NTTは、スタジアムなど人が密集し、スマートフォンやタブレット、ノートPCなど無線LAN端末が超過密となる環境において、通信速度を向上させる「分散スマートアンテナ(D-SAS)型協調無線LAN技術」を開発し、スタジアムにおいて従来と比較して2倍以上の通信速度の伝送実験に成功したと発表した。

開発した技術は、アクセスポイント(以下、AP)に実装され、APから張り出して分散配置されたアンテナを選択・制御する「D-SAS制御機能」と、ネットワーク側に実装され、複数のAPを集中制御し、APの性能を最大限に引き出す「D-SAS対応無線リソース制御機能」という2つの要素技術で実現するという。

分散スマートアンテナ型協調無線LAN技術の概要

D-SAS制御機能は、Broadcom社と連携して実現したもので、Broadcom社は無線LANモジュールからパケット単位で高周波(RF)デバイス制御を行うスマートアンテナ制御機能を提供し、NTTはRFデバイス制御アルゴリズム、大規模分散アンテナ構成及びRFデバイス制御信号の開発を行ったという。

本機能を用いることで、アンテナを分散配置させ、端末とAPアンテナの距離を物理的に近づけることができ、それぞれの端末に対して個別に最適なアンテナおよび送信パワーを設定することでエリア内の最低受信パワーを落とさずにエリア外の干渉を低減することを可能にしているという。

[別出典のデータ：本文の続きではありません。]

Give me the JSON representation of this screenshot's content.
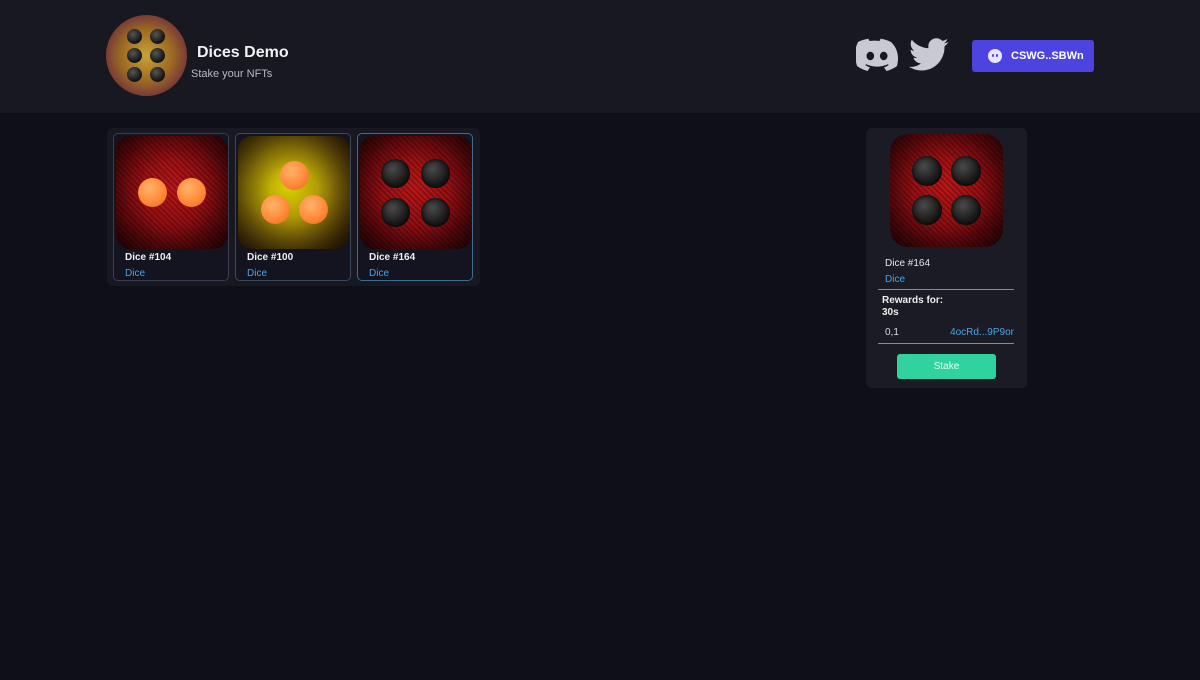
{
  "header": {
    "title": "Dices Demo",
    "subtitle": "Stake your NFTs",
    "logo_icon": "dice-logo-icon",
    "social": [
      {
        "name": "discord-icon",
        "color": "#c9c9d1"
      },
      {
        "name": "twitter-icon",
        "color": "#c9c9d1"
      }
    ],
    "wallet": {
      "label": "CSWG..SBWn",
      "icon": "ghost-wallet-icon",
      "color": "#4d44e0"
    }
  },
  "nfts": [
    {
      "name": "Dice #104",
      "collection": "Dice",
      "face": "red",
      "pips": 2,
      "pip_color": "orange",
      "selected": false
    },
    {
      "name": "Dice #100",
      "collection": "Dice",
      "face": "yellow",
      "pips": 3,
      "pip_color": "orange",
      "selected": false
    },
    {
      "name": "Dice #164",
      "collection": "Dice",
      "face": "red",
      "pips": 4,
      "pip_color": "black",
      "selected": true
    }
  ],
  "detail": {
    "name": "Dice #164",
    "collection": "Dice",
    "rewards_label": "Rewards for:",
    "rewards_period": "30s",
    "reward_value": "0,1",
    "reward_address": "4ocRd...9P9or",
    "stake_label": "Stake"
  },
  "colors": {
    "background": "#0e0f17",
    "header": "#181821",
    "link": "#4aa3e6",
    "stake": "#30d3a0",
    "card_border": "#2f3a4d",
    "card_border_selected": "#3e6d8f"
  }
}
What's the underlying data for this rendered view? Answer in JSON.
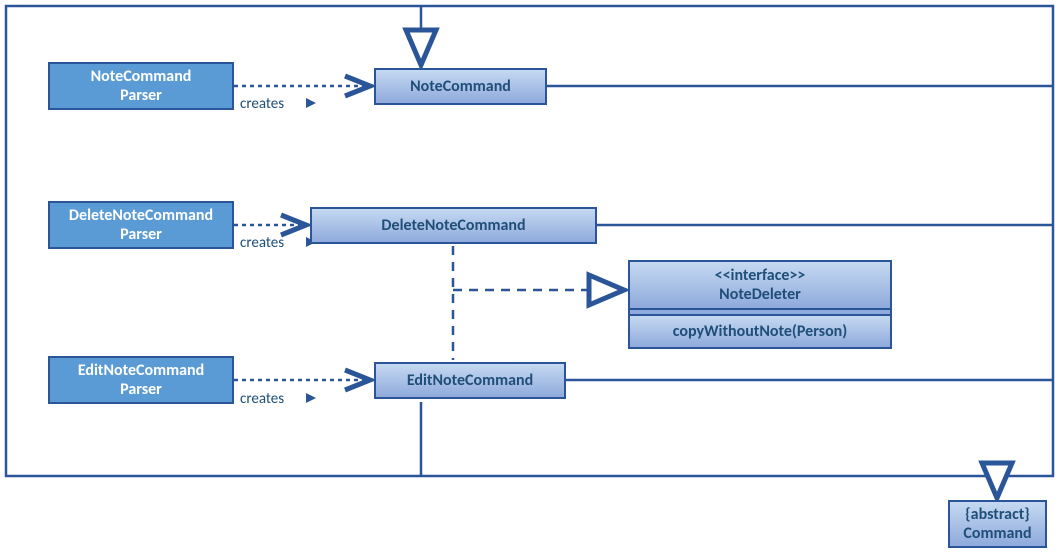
{
  "parsers": {
    "note": {
      "l1": "NoteCommand",
      "l2": "Parser"
    },
    "delete": {
      "l1": "DeleteNoteCommand",
      "l2": "Parser"
    },
    "edit": {
      "l1": "EditNoteCommand",
      "l2": "Parser"
    }
  },
  "commands": {
    "note": "NoteCommand",
    "delete": "DeleteNoteCommand",
    "edit": "EditNoteCommand"
  },
  "interface": {
    "stereotype": "<<interface>>",
    "name": "NoteDeleter",
    "method": "copyWithoutNote(Person)"
  },
  "abstract": {
    "stereotype": "{abstract}",
    "name": "Command"
  },
  "labels": {
    "creates": "creates"
  },
  "chart_data": {
    "type": "uml-class-diagram",
    "classes": [
      {
        "id": "NoteCommandParser",
        "type": "class"
      },
      {
        "id": "DeleteNoteCommandParser",
        "type": "class"
      },
      {
        "id": "EditNoteCommandParser",
        "type": "class"
      },
      {
        "id": "NoteCommand",
        "type": "class"
      },
      {
        "id": "DeleteNoteCommand",
        "type": "class"
      },
      {
        "id": "EditNoteCommand",
        "type": "class"
      },
      {
        "id": "NoteDeleter",
        "type": "interface",
        "methods": [
          "copyWithoutNote(Person)"
        ]
      },
      {
        "id": "Command",
        "type": "abstract"
      }
    ],
    "relations": [
      {
        "from": "NoteCommandParser",
        "to": "NoteCommand",
        "kind": "dependency",
        "label": "creates"
      },
      {
        "from": "DeleteNoteCommandParser",
        "to": "DeleteNoteCommand",
        "kind": "dependency",
        "label": "creates"
      },
      {
        "from": "EditNoteCommandParser",
        "to": "EditNoteCommand",
        "kind": "dependency",
        "label": "creates"
      },
      {
        "from": "NoteCommand",
        "to": "Command",
        "kind": "generalization"
      },
      {
        "from": "DeleteNoteCommand",
        "to": "Command",
        "kind": "generalization"
      },
      {
        "from": "EditNoteCommand",
        "to": "Command",
        "kind": "generalization"
      },
      {
        "from": "DeleteNoteCommand",
        "to": "NoteDeleter",
        "kind": "realization"
      },
      {
        "from": "EditNoteCommand",
        "to": "NoteDeleter",
        "kind": "realization"
      }
    ]
  }
}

D-SAS対応無線リソース制御機能は、制御対象となるAPから取得した干渉となるAPの電波強度などの無線環境情報を用いてアンテナ単位で無線LAN環境を仮想的に構築し、下図のように同環境にて同一無線リソース再利用距離の短縮化を行うことで通信速度の増大を実現するもの。その際、NTTが開発したRATOPアルゴリズムにより算出された最適な無線パラメータを各APに設定することで、無線リソースの最適化を実現することができるという。

D-SAS制御機能とD-SAS対応無線リソース制御機能の効果

これらの技術により、アンテナを同一箇所に集中設置する従来技術と比較して通信速度の向上が可能となるという。

今後は、本技術を無線LANに適用していくことにより、スタジアムのみならず、ホールや駅、ショッピングモールなど超過密となる環境で、動画視聴やイベントでのアプリ一斉利用、そのほか新しいネットワークサービスを支える技術として、さまざまな場所への展開を目指す。